Dia 24 - Decisão: Vivendo vontade própria

21 de maio de 2012

Eu perdoo-me por não me ter aceite e permitido realizar que para aqui estar e viver a cada respiração eu não tenho escolha senão abdicar do meu ego/interesse próprio – e substituí-lo pelo interesse de tudo e todos – ao viver o que é melhor para todos.

Eu perdoo-me por não me ter aceite e permitido realizar que ao tomar a decisão de viver aqui a cada respiração, expressando o que é melhor para todos implica que eu aquilo que eu queria fazer/atingir e aquilo que eu quero deixa de ser válido pois o ponto de partida muda com esta nova decisão.

Eu perdoo-me por não me ter aceite e permitido realizar que o medo de mudar é o medo de deixar de ser aquilo que eu tenho sido até agora e que existe de forma a garantir que eu não mudo – e como tal eu tenho de ganhar em mim a força, a coragem, a determinação e ser dedicado e disciplinado em viver a decisão a cada momento da respiração, caso contrário eu não irei mudar e para sempre serei um escravo do medo – e como tal serei para mim mesmo a prova que não sou livre.

Eu perdoo-me por não me ter aceite e permitido realizar que se eu não provar que a decisão é real ao vivê-la é porque eu não fiz decisão nenhuma - e como tal ainda necessito de continuar a puxar, respirando e aplicando-me até chegar o dia em que eu sou capaz de dizer: “Agora provei a decisão”.

Eu perdoo-me por não me ter aceite e permitido realizar que eu necessito de me testar – para por â prova a minha decisão, pois o meu interesse próprio tem a tentência de florear tudo, fazendo parecer que as coisas são melhores do que o que realmente são.

Eu perdoo-me por não me ter aceite e permitido realizar que se eu tomar uma decisão em separação daquilo que eu sou, essa decisão será em separação em si, e como tal acabarei por criar consequências necessárias para que eu tome decisões em unidade e igualdade, em honestidade própria.

Eu perdoo-me por me ter aceite e permitido sentir-me perdido por não ter um ponto de referência/direcção para tomar a decisão, em vez de realizar que a natureza de uma decisão é fundada no facto que tal é para ser tomado em direcção própria, em honestidade própria, em responsabilidade própria, e como tal EU sou o ponto de partida, EU sou o ponto de referência, EU sou o ponto de direcção e EU dou-me movimento a mim mesmo para viver a decisão.

Eu perdoo-me por me ter aceite e permitido basear decisões em sentimentos e emoções em vez de realizar que uma decisão é um ponto claro de direcção e não uma “vontade” ou “apetecer”.

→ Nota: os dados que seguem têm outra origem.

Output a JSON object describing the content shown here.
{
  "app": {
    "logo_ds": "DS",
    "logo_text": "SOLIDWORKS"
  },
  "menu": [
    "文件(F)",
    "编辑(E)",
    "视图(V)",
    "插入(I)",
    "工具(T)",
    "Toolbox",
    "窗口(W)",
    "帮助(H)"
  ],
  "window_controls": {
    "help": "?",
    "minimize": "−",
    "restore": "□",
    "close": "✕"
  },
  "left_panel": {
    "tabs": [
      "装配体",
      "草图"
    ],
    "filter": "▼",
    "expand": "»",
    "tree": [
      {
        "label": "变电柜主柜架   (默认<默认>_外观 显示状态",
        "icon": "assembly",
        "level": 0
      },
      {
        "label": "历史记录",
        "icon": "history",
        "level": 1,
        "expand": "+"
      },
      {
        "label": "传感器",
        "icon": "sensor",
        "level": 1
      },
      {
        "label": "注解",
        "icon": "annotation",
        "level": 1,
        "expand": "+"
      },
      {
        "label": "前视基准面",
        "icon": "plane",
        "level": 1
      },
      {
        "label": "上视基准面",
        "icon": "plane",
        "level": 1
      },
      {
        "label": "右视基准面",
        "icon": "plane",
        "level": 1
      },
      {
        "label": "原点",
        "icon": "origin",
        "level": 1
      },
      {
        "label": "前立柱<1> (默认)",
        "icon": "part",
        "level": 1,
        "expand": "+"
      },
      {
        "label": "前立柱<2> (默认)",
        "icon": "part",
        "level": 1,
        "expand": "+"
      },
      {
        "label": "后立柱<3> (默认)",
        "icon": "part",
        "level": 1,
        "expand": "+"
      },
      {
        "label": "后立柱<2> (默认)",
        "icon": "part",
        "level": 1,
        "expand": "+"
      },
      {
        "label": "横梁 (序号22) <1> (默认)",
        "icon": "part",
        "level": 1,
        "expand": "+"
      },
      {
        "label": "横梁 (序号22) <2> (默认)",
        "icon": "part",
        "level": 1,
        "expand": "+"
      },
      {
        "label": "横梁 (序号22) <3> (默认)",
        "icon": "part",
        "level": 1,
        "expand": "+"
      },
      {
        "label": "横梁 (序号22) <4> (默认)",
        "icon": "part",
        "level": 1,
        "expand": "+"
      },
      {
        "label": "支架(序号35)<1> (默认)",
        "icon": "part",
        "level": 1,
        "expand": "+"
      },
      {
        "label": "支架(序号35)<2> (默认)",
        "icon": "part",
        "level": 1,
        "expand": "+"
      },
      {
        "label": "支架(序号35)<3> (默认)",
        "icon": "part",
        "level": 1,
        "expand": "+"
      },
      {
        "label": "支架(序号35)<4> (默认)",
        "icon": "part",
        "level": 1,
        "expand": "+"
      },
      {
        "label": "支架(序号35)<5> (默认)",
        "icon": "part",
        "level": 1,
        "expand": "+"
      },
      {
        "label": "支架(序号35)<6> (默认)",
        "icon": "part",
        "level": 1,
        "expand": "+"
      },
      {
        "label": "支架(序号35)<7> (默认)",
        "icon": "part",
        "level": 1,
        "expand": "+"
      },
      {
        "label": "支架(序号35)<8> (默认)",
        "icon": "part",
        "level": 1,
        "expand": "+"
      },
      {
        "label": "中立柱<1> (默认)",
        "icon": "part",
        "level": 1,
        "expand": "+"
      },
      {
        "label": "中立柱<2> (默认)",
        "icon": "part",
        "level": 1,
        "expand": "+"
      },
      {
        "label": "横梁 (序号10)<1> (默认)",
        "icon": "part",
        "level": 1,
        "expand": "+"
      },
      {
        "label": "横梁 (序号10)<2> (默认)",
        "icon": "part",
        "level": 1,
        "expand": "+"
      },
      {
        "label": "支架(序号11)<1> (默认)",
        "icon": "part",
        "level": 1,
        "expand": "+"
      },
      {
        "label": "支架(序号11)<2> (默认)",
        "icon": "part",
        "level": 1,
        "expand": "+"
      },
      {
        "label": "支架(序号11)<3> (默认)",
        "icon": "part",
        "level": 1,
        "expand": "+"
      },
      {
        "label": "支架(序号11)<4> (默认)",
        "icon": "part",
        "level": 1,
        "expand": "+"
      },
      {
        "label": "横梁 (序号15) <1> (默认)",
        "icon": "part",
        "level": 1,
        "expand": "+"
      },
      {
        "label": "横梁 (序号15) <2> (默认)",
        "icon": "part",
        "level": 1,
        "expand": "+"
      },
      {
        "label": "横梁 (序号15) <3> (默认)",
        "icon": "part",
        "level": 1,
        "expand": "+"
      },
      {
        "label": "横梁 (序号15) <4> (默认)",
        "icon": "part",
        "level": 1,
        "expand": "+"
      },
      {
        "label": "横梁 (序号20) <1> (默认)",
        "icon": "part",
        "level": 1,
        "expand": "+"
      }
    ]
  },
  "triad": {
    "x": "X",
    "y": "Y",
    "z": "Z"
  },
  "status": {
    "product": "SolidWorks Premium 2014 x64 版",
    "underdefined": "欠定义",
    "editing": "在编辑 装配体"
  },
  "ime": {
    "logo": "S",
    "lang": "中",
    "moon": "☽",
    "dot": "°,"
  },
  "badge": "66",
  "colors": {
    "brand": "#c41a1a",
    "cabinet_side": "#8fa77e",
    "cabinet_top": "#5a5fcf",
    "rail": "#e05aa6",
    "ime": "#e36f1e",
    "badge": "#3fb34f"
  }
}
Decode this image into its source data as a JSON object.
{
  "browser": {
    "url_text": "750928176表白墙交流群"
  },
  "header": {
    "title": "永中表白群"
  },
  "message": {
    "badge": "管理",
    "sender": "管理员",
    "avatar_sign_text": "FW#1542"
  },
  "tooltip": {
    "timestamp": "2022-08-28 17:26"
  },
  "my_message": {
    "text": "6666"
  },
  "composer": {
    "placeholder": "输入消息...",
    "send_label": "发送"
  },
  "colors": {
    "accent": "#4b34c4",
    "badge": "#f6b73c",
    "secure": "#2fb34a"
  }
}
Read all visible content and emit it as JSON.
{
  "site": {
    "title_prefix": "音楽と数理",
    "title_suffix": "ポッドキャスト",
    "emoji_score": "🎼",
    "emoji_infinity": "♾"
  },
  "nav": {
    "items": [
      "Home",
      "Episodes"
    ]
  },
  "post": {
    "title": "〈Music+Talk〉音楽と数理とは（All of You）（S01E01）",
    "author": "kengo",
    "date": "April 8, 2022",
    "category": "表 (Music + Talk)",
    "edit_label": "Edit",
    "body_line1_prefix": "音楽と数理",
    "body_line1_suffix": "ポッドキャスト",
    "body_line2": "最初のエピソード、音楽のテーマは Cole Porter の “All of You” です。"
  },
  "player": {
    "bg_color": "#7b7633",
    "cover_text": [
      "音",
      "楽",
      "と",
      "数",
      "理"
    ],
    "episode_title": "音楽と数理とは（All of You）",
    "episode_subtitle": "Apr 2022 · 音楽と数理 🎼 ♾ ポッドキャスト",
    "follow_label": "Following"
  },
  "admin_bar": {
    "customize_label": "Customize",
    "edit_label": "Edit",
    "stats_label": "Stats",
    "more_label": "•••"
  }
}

Eu perdoo-me por me ter aceite e permitido ter feito decisões baseadas em ilusões em vez de ver aquilo que é real a cada momento da respiração e tomar decisões desse ponto de partida.

Eu perdoo-me por não me ter aceite e permitido realizar que ao tomar decisões baseadas naquilo que não é real eu estou a tentar impor aquilo que é ilusão sobre o que é real – o que dará origem a consequências que me farão enfrentar outra vez um momento de decisão na qual eu vou ter de me corrigir ao tomar a decisão baseada naquilo que é real.

Eu perdoo-me por não me ter aceite e permitido realizar que a única coisa relevante é aquilo que é real a cada momento da respiração, e é nesta base que eu irei tomar decisões em honestidade própria – e tudo aquilo que está para além daquilo que aqui está a cada respiração é irrelvante – pois o desejo/vontade de lidar com mais do que aquilo que aqui está a cada momento seria na verdade uma projeção de grandiosidade do ego.

Eu perdoo-me por não me ter aceite e permitido realizar que o context das respostas que obtenho estão dependentes do contexto das perguntas que questiono, e assim sendo eu determino a resposta de acordo com o contexto/especificidade da pergunta.

Eu perdoo-me por não me ter aceite e permitido realizar que a resposta sou eu, a decisão sou eu – eu dou a mim mesmo a resposta/decisão.

Eu perdoo-me por não me ter aceite e permitido realizar que para me criar é necessário eu ter a confiança em mim mesmo de tomar decisões baseadas naquilo que é real, caso contrário eu não me poderei criar de verdade / na realidade.

Quando e assim que me vejo a ter dúvidas sobre a minha decisão: Eu páro e respiro. Nesse momento realizo a minha dú-vida existe porque eu estou a tentar viver Duas Vidas que entram em conflito: Aquilo que eu decio e aquilo que eu tenho de deixar "para tráz" - e como tal eu foco-me em viver a decisão, pois a dúvida é o medo de dedeixar de ser aquilo que eu me criei em separação de mim mesmo, em separação da minha respiração, em separação da minha honestidade própria e livre vontade.